Misinformation about genetically-modified foods (GMs) has created a climate of global climate of fear. In Australia, there are concerns that GM foods will damage eco-systems, promote “greedy” multinational corporations and hurt farmers’ export sales, says agriculture economist Phillip Killicoat.
These fears are based on some half-truths, says Killicoat. For example:
Anti-GM activists claim environmental damage from GM foods based on an Iowa State University study where butterflies died from eating large amounts of insect-resistant corn leaves.

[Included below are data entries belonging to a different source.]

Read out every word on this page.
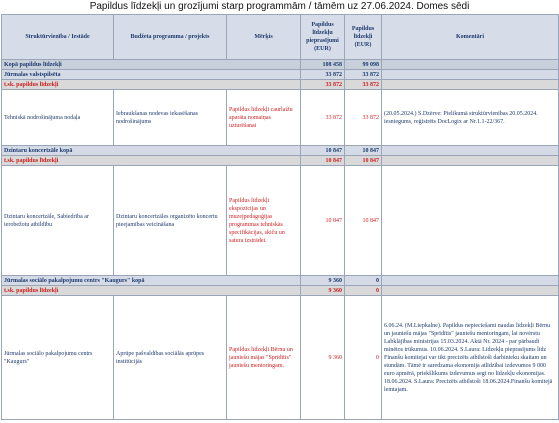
Papildus līdzekļi un grozījumi starp programmām / tāmēm uz 27.06.2024. Domes sēdi
Struktūrvienība / Iestāde	Budžeta programma / projekts	Mērķis	Papildus līdzekļu pieprasījumi (EUR)	Papildus līdzekļi (EUR)	Komentāri
Kopā papildus līdzekļi			108 458	99 098	
Jūrmalas valstspilsēta			33 872	33 872	
t.sk. papildus līdzekļi			33 872	33 872	
Tehniskā nodrošinājuma nodaļa	Iebraukšanas nodevas iekasēšanas nodrošinājums	Papildus līdzekļi caurlaižu aparāta nomaiņas uzturēšanai	33 872	33 872	(20.05.2024.) S.Dzērve: Pielikumā struktūrvienības 20.05.2024. iesniegums, reģistrēts DocLogix ar Nr.1.1-22/367.
Dzintaru koncertzāle kopā			10 847	10 847	
t.sk. papildus līdzekļi			10 847	10 847	
Dzintaru koncertzāle, Sabiedrība ar ierobežotu atbildību	Dzintaru koncertzāles organizēto koncertu pieejamības veicināšana	Papildus līdzekļi ekspozīcijas un muzejpedagoģijas programmas tehniskās specifikācijas, skiču un satura izstrādei.	10 847	10 847	
Jūrmalas sociālo pakalpojumu centrs "Kaugurs" kopā			9 360	0	
t.sk. papildus līdzekļi			9 360	0	
Jūrmalas sociālo pakalpojumu centrs "Kaugurs"	Aprūpe pašvaldības sociālās aprūpes institūcijās	Papildus līdzekļi Bērnu un jauniešu mājas "Sprīdītis" jauniešu mentoringam.	9 360	0	6.06.24. (M.Liepkalne). Papildus nepieciešami naudas līdzekļi Bērnu un jauniešu mājas "Sprīdītis" jauniešu mentoringam, lai novērstu Labklājības ministrijas 15.03.2024. Aktā Nr. 2024 - par pārbaudī minētos trūkumus. 10.06.2024. S.Laura: Līdzekļu pieprasījums līdz Finanšu komitejai var tikt precizēts atbilstoši darbinieku skaitam un stundām. Tāmē ir saredzama ekonomija atlīdzībai izdevumos 9 000 euro apmērā, priekšlikums izdevumus segt no līdzekļu ekonomijas. 18.06.2024. S.Laura: Precizēts atbilstoši 18.06.2024.Finanšu komitejā lemtajam.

Accusations against multinational corporations come from a 1997 case in Canada where a man was accused by Monsanto company of illegally growing a type of canola developed by Monsanto; Canadian courts sided with Monsanto.
Australians fear that growing GM crops will tarnish their image as being “clean and green,” and they will lose market share in exporting crops to Europe; indeed, the European Union (EU) Parliament prohibits the importation of crops that are not certified as “GM-free.”
However, consider the other side of the stories:
In the University of Iowa study, it was basically ignored that butterflies do not have an affinity for corn leaves and they were fed far more than they would normally eat; the study has since been discredited.
In Monsanto’s suit against the canola grower, the defendant became the “poster child” for accusations that multinational companies are greedy and their products should be banned, even though the Canadian court ruled that Monsanto was correct.
Concerns over the EU’s refusal to import GM crops are not based on safety concerns, but are a simply a way for the EU to keep out further competition from imports.
Ironically, it would seem that those concerned about the environment would support GM foods. After all, Australian farmers would be able to reduce their chemical use on plants by 70 percent with the adoption of pest-resistant GM crops, says Killicoat.